In a Connecticut Law Review article in 1997, law professors David Harlan and Glenn Reynolds, in a prescient overview “Taking Federalism Seriously,” ostensibly about partial birth abortion, examined the inconsistencies in using the Commerce Clause to justify regulating any intrastate local transaction depending on the partisan whims of legislators. Harlan and Reynolds derive their thesis also from United States vs Lopez noting the Court struck down the federal statute, not on 2nd Amendment grounds but on a more sweeping denial of traditional Commerce Clause assertions argued by the government.

Prior to Lopez nearly any product or service transacted locally but made available via interstate transport gave constitutional cover to far reaching federal restrictions and mandates. While the Court in Lopez was mainly preoccupied with federalization of the criminal code, the majority coiled its arguments around the Commerce Clause stem.

Harlan and Reynolds summarize the majority opinion from Chief Justice Rehnquist in Lopez whereby Congress may only regulate “channels of interstate commerce,” “instrumentalities of interstate commerce” (transportation modes), and “activities that substantially affect interstate commerce.”

And as Harlan and Reynolds note, the abrupt and newly found narrow use of the Commerce Clause did not go unnoticed by dissenting Justices Stephen Breyer and John Paul Stevens. Breyer asserted Lopez is inconsistent with prior Supreme Court jurisprudence while Stevens said Lopez is “radical.”

While Harlan and Reynolds are careful not to lend too much significance to Lopez in providing guidance to other Commerce Clause cases, following Lopez there have been two notable Supreme Court cases. United States vs Morrison where parts of the federal statute Violence Against Women Act of 1994 were found to fail the Commerce Clause test formulated in Lopez. And in 2001, Solid Waste Agency of Northern Cook County (SWANCC) v. U.S. Army Corps of Engineers where the majority found the Corps of Engineers did not have authority to regulate activity in waters isolated from interstate navigable waters. And more recently where Judge Roger Vinson of the Federal District of Northern Florida in State of Florida et al vs United States Department of Health and Human Services struck down the individual mandate of ObamaCare, relying on the Commerce Clause guidance from Lopez.

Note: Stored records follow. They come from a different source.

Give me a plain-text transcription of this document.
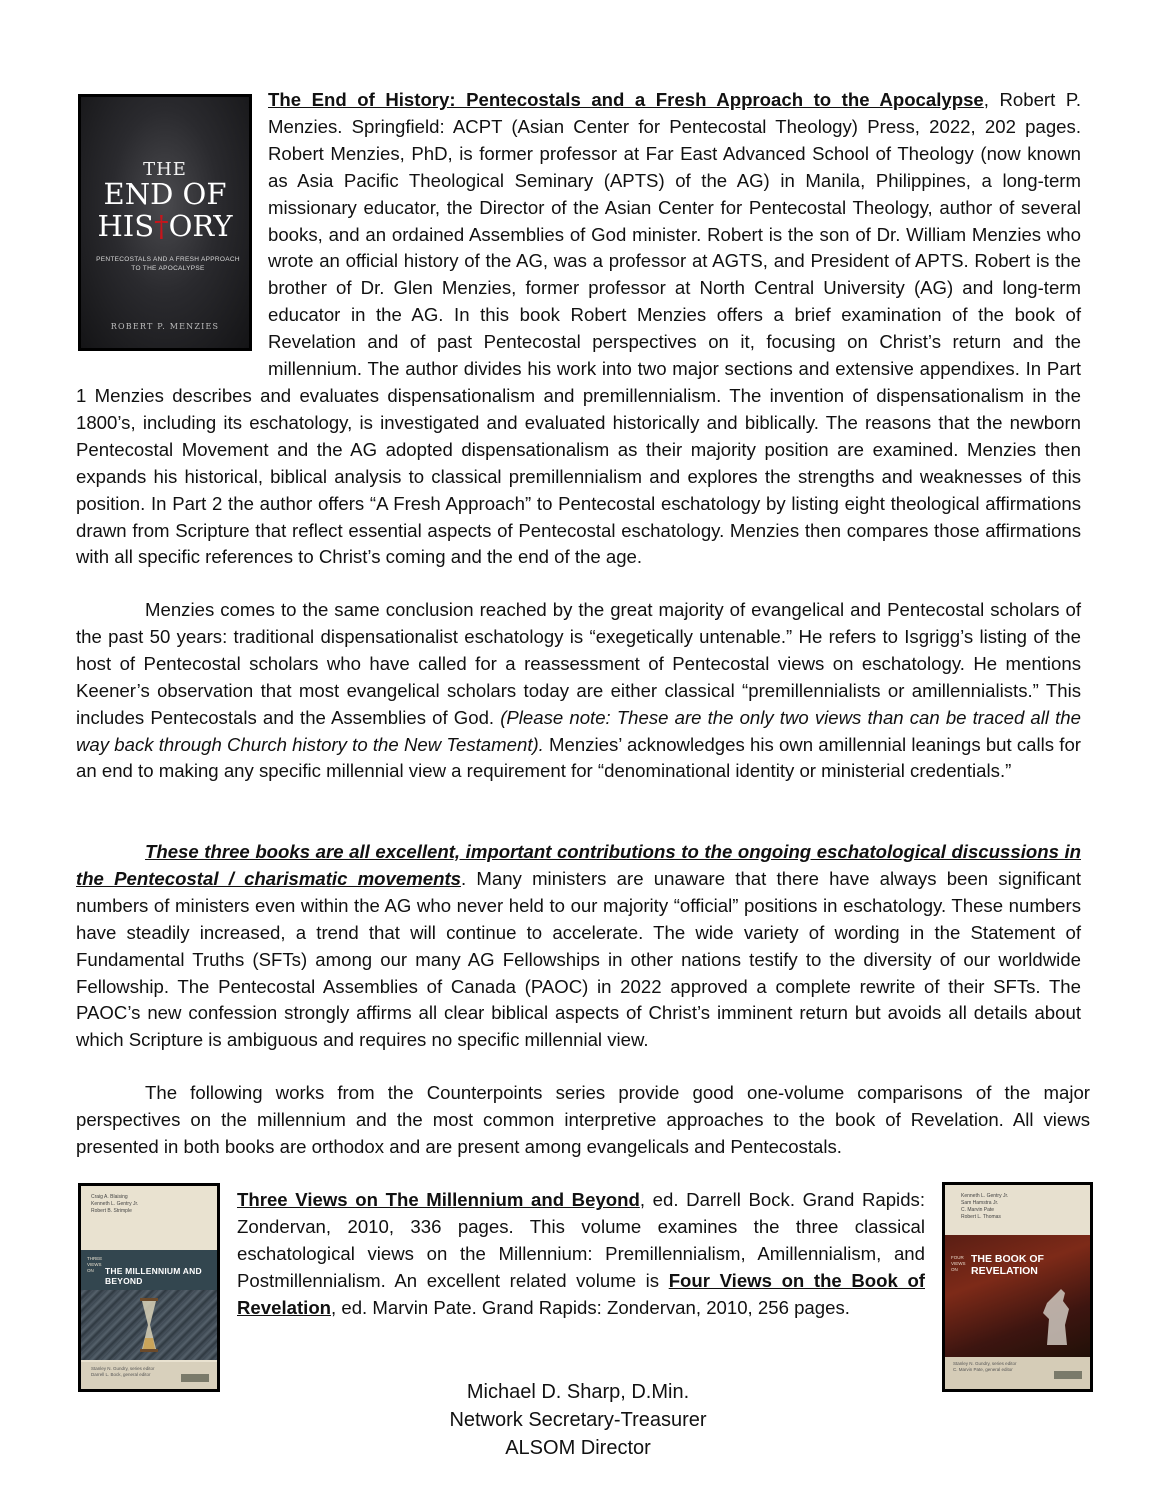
THE
END OF
HIS†ORY
PENTECOSTALS AND A FRESH APPROACH TO THE APOCALYPSE
ROBERT P. MENZIES

The End of History: Pentecostals and a Fresh Approach to the Apocalypse, Robert P. Menzies. Springfield: ACPT (Asian Center for Pentecostal Theology) Press, 2022, 202 pages. Robert Menzies, PhD, is former professor at Far East Advanced School of Theology (now known as Asia Pacific Theological Seminary (APTS) of the AG) in Manila, Philippines, a long-term missionary educator, the Director of the Asian Center for Pentecostal Theology, author of several books, and an ordained Assemblies of God minister. Robert is the son of Dr. William Menzies who wrote an official history of the AG, was a professor at AGTS, and President of APTS. Robert is the brother of Dr. Glen Menzies, former professor at North Central University (AG) and long-term educator in the AG. In this book Robert Menzies offers a brief examination of the book of Revelation and of past Pentecostal perspectives on it, focusing on Christ’s return and the millennium. The author divides his work into two major sections and extensive appendixes. In Part 1 Menzies describes and evaluates dispensationalism and premillennialism. The invention of dispensationalism in the 1800’s, including its eschatology, is investigated and evaluated historically and biblically. The reasons that the newborn Pentecostal Movement and the AG adopted dispensationalism as their majority position are examined. Menzies then expands his historical, biblical analysis to classical premillennialism and explores the strengths and weaknesses of this position. In Part 2 the author offers “A Fresh Approach” to Pentecostal eschatology by listing eight theological affirmations drawn from Scripture that reflect essential aspects of Pentecostal eschatology. Menzies then compares those affirmations with all specific references to Christ’s coming and the end of the age.

Menzies comes to the same conclusion reached by the great majority of evangelical and Pentecostal scholars of the past 50 years: traditional dispensationalist eschatology is “exegetically untenable.” He refers to Isgrigg’s listing of the host of Pentecostal scholars who have called for a reassessment of Pentecostal views on eschatology. He mentions Keener’s observation that most evangelical scholars today are either classical “premillennialists or amillennialists.” This includes Pentecostals and the Assemblies of God. (Please note: These are the only two views than can be traced all the way back through Church history to the New Testament). Menzies’ acknowledges his own amillennial leanings but calls for an end to making any specific millennial view a requirement for “denominational identity or ministerial credentials.”

These three books are all excellent, important contributions to the ongoing eschatological discussions in the Pentecostal / charismatic movements. Many ministers are unaware that there have always been significant numbers of ministers even within the AG who never held to our majority “official” positions in eschatology. These numbers have steadily increased, a trend that will continue to accelerate. The wide variety of wording in the Statement of Fundamental Truths (SFTs) among our many AG Fellowships in other nations testify to the diversity of our worldwide Fellowship. The Pentecostal Assemblies of Canada (PAOC) in 2022 approved a complete rewrite of their SFTs. The PAOC’s new confession strongly affirms all clear biblical aspects of Christ’s imminent return but avoids all details about which Scripture is ambiguous and requires no specific millennial view.

The following works from the Counterpoints series provide good one-volume comparisons of the major perspectives on the millennium and the most common interpretive approaches to the book of Revelation. All views presented in both books are orthodox and are present among evangelicals and Pentecostals.

Craig A. Blaising
Kenneth L. Gentry Jr.
Robert B. Strimple
THREE VIEWS ON	THE MILLENNIUM AND BEYOND
Stanley N. Gundry, series editor
Darrell L. Bock, general editor

Three Views on The Millennium and Beyond, ed. Darrell Bock. Grand Rapids: Zondervan, 2010, 336 pages. This volume examines the three classical eschatological views on the Millennium: Premillennialism, Amillennialism, and Postmillennialism. An excellent related volume is Four Views on the Book of Revelation, ed. Marvin Pate. Grand Rapids: Zondervan, 2010, 256 pages.

Kenneth L. Gentry Jr.
Sam Hamstra Jr.
C. Marvin Pate
Robert L. Thomas
FOUR VIEWS ON
THE BOOK OF REVELATION
Stanley N. Gundry, series editor
C. Marvin Pate, general editor
Michael D. Sharp, D.Min.
Network Secretary-Treasurer
ALSOM Director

Harlan and Reynolds cut to the heart of the matter in discussing Justice Thomas’s concurrence in Lopez, revealing his own more circumscribed twist than any other conservative on the Court:

While the majority opinion stated that Commerce Clause-based statutes must deal with subjects that “substantially affect” interstate commerce, rather than merely “affect” it, Justice Thomas suggested that the whole “effects” debate was off the point. The power to regulate “Commerce . . . among the several States” means exactly what it says: the power to regulate the interstate buying and selling of goods. “Commerce” means buying and selling things-not manufacturing, and not simply “any form of economic activity.”[FN76] The Constitution did not grant Congress power to regulate activities which merely affect (even in a substantial way) interstate commerce.

So, how does all of this affect light bulbs, refrigerators, washing machines, and low flow toilets?

In the case of electrical appliances, including light bulbs, the goal of most recent regulation has been to reduce consumption of electricity. Since electricity consumption, as a matter of both physics and the economic structure of power generation and distribution, is necessarily a local (i.e. state) matter, any regulation at the federal level would run afoul of the Commerce Clause condition “activities that substantially affect interstate commerce” at least as read by the majority conservative justices in Lopez.

Electrical power consumption is local because no homeowner can buy power outside of local utilities who control local distribution. In some states “retail wheeling” exists where a business can cut a deal from an out-of-state energy provider. But the energy is still distributed via a local regulated utility and the user pays two rates — a base power rate and a distribution rate. Retail wheeling, in any event, is not available to residential customers, as far as I know.

Therefore any regulation on electrical appliances pertaining to energy consumption (read efficiency) can only come from a state, not the feds. In short we don’t consume power from an interstate enterprise. We buy power from a local utility. And how about the homeowner who relies on a propane generator, solar panels, or a wind generator? What’s interstate about that? Thus the feds cannot regulate residential appliances at least as far as electricity usage is concerned.

What about an argument that appliance standards affect interstate commerce by the impact on CO2, other air emissions, or use of fossil fuels from interstate sources? That argument fails the “substantially affects interstate commerce” test because residential appliances, especially light bulbs, are used at the time of day, early morning or evening, at the lowest base demand point, thus cannot affect the operation of power plant loadings locally, let alone across the nation.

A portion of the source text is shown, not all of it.